Coleman has responded to these criticisms, saying: "Mate, this is just nit-picking. With this show a pivot is the same thing as a promenade. In my world it's called a promenade, in the ballroom dancing world it's called a pivot. I'm aware of the differences but I don't have time in my minute-and-a-half speech to explain that." In response to the Aykers issue, he said: "Kelly Aykers has delivered three great routines. I would never put myself in a position where I would compliment a person's work because they are my friend. If the work deserves a compliment it will receive it, if it does not, it will not."

The show has also received criticism from the Australian dance community and mainstream media over the representation of the art of dance on the show. In one example, commentator Valerie Lawson observes that "So You Think You Can Dance Australia goes further. Its very success ... is compromising dance as a performance art. The audience is led to believe that the most obvious effort, the most athletic of tricks, and the most vulgar of moves, represent dance at its best. As hips swivel, the studio audience cheers. When a guy lifts a girl with as much finesse as a forklift truck the audience roars its approval."

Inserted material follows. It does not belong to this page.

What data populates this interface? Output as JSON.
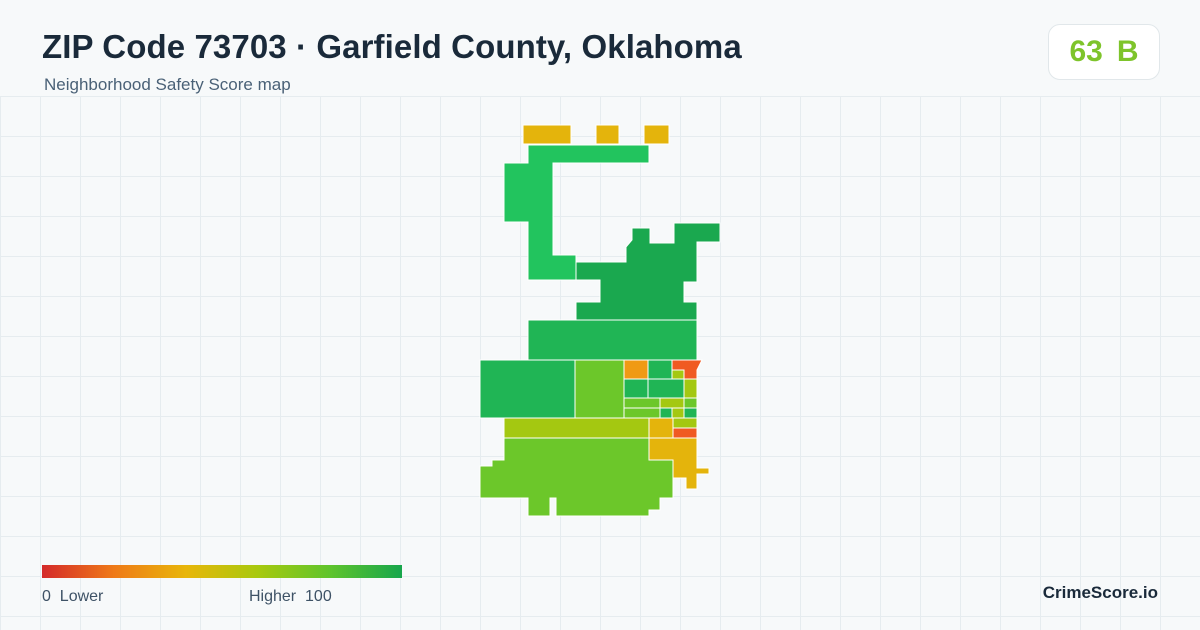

On two occasions the show has accidentally broadcast profanities during the PG-rated live show. On the first occasion, Ten issued an apology for a "indistinct and muffled" profanity uttered during the first elimination show, and promised that "efforts [have been] redoubled to prevent such an incident happening again." Nonetheless, when Sermsah Bin Saad was making his speech after being eliminated, he accidentally swore on national television, saying, "You guys are so fucking awesome!". At that time, Sermsah didn't realise that it was on live and apologised after finding out his mistake. In this case the profane word was censored during broadcast.